Cingapura: Um político filipino acusado de ser o mentor da mortal guerra às drogas no país ficou escondido no Senado por quase dois dias depois de correr pelo prédio para escapar dos investigadores que tentavam transportá-lo para Haia.
Notáveis imagens de CCTV mostram o senador Ronald Dela Rosa, 64, e sua comitiva correndo pelos corredores do Parlamento e tropeçando nas escadas de incêndio em uma aparente tentativa de escapar do National Bureau of Investigation (NBI).
A polícia esteve dentro do edifício na tarde de segunda-feira, cumprindo um mandado de detenção recentemente aberto do Tribunal Penal Internacional (TPI), mas não ficou claro se estavam a perseguir ativamente De la Rosa no edifício ou se ele e os funcionários estavam abalados e em pânico.
Independentemente disso, o político em pânico e os seus asseclas encontraram refúgio no Senado, onde rapidamente votou para eleger o seu aliado Alan Peter Cayetano como o novo Presidente do Senado.
Cayetano jurou então que Dela Rosa não seria presa dentro do prédio e isolaria o prédio para impedir a saída dos policiais do NBI, alegando que eles estavam desacatando o tribunal, informou o site de notícias. Rapper.

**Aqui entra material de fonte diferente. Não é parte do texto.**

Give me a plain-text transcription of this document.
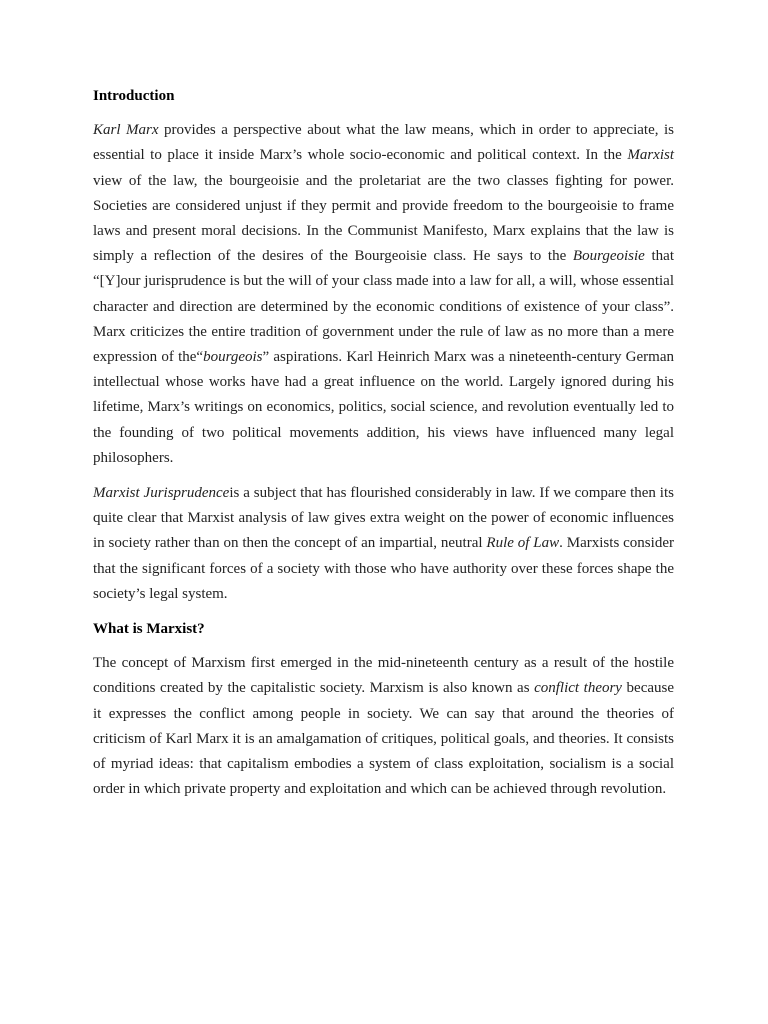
Introduction

Karl Marx provides a perspective about what the law means, which in order to appreciate, is essential to place it inside Marx’s whole socio-economic and political context. In the Marxist view of the law, the bourgeoisie and the proletariat are the two classes fighting for power. Societies are considered unjust if they permit and provide freedom to the bourgeoisie to frame laws and present moral decisions. In the Communist Manifesto, Marx explains that the law is simply a reflection of the desires of the Bourgeoisie class. He says to the Bourgeoisie that “[Y]our jurisprudence is but the will of your class made into a law for all, a will, whose essential character and direction are determined by the economic conditions of existence of your class”. Marx criticizes the entire tradition of government under the rule of law as no more than a mere expression of the“bourgeois” aspirations. Karl Heinrich Marx was a nineteenth-century German intellectual whose works have had a great influence on the world. Largely ignored during his lifetime, Marx’s writings on economics, politics, social science, and revolution eventually led to the founding of two political movements addition, his views have influenced many legal philosophers.

Marxist Jurisprudenceis a subject that has flourished considerably in law. If we compare then its quite clear that Marxist analysis of law gives extra weight on the power of economic influences in society rather than on then the concept of an impartial, neutral Rule of Law. Marxists consider that the significant forces of a society with those who have authority over these forces shape the society’s legal system.

What is Marxist?

The concept of Marxism first emerged in the mid-nineteenth century as a result of the hostile conditions created by the capitalistic society. Marxism is also known as conflict theory because it expresses the conflict among people in society. We can say that around the theories of criticism of Karl Marx it is an amalgamation of critiques, political goals, and theories. It consists of myriad ideas: that capitalism embodies a system of class exploitation, socialism is a social order in which private property and exploitation and which can be achieved through revolution.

No entanto, se de la Rosa decidir sair, o NBI poderá persegui-lo novamente, o que significa que ele estará efectivamente a viver sob o asilo do Senado.
De La Rosa permaneceu abrigado lá na quarta-feira, segundo uma pessoa dentro do prédio. Centenas de manifestantes pró e contra-manifestantes e policiais de controle de multidões se reuniram do lado de fora na terça-feira.
O senador, conhecido coloquialmente como “Bato”, que significa “rock” em tagalo, era o chefe de polícia do ex-presidente filipino Rodrigo Duterte, que foi preso em março do ano passado e enviado à Holanda para enfrentar acusações de crimes contra a humanidade em Haia.
Grupos de direitos humanos afirmam que cerca de 30 mil pessoas foram mortas durante o mandato de Duterte como prefeito de Davao e mais tarde como presidente, muitas delas pela polícia. O caso contra ele envolve 76 supostos assassinatos.
A cena no Senado causou espanto nas Filipinas. Houve indignação quando o Tribunal Penal Internacional emitiu secretamente um mandado de prisão para Dela Rosa, um forte aliado de Duterte, em Novembro e tornou-o público. Cobranças do TPI Dela Rosa “cometeu assassinatos contra a humanidade desde pelo menos 3 de julho de 2016 até o final de abril de 2018, durante os quais pelo menos 32 pessoas foram mortas”.
O incidente desenrola-se no meio de uma batalha política mais ampla e igualmente feroz entre os apoiantes da família Duterte e os do actual presidente Ferdinand Marcos Jr.
A candidatura de Dela Rosa ao Senado surgiu no mesmo dia em que a câmara baixa das Filipinas mais uma vez impeachment da vice-presidente Sara Duterte, filha do ex-presidente, alegando que ela utilizou indevidamente fundos públicos e declarou publicamente que havia contratado um empreiteiro para assassinar Marcos Jr.
O julgamento de impeachment da jovem Duterte foi transferido para o Senado Cayetano, que está repleto de apoiadores leais de sua família.
Segunda-feira foi a primeira aparição de dela Rosa perante o Senado desde que autoridades filipinas disseram, meses atrás, que o TPI tinha um mandado de prisão pronto.
“Apelo para (Marcos Jr.) que não me mande para Haia”, Rapper De La Rosa relata Terça-feira.
“Não sabemos se um dia você poderá enfrentar os mesmos obstáculos, senhor presidente. Você saberá e sentirá o que sinto agora.”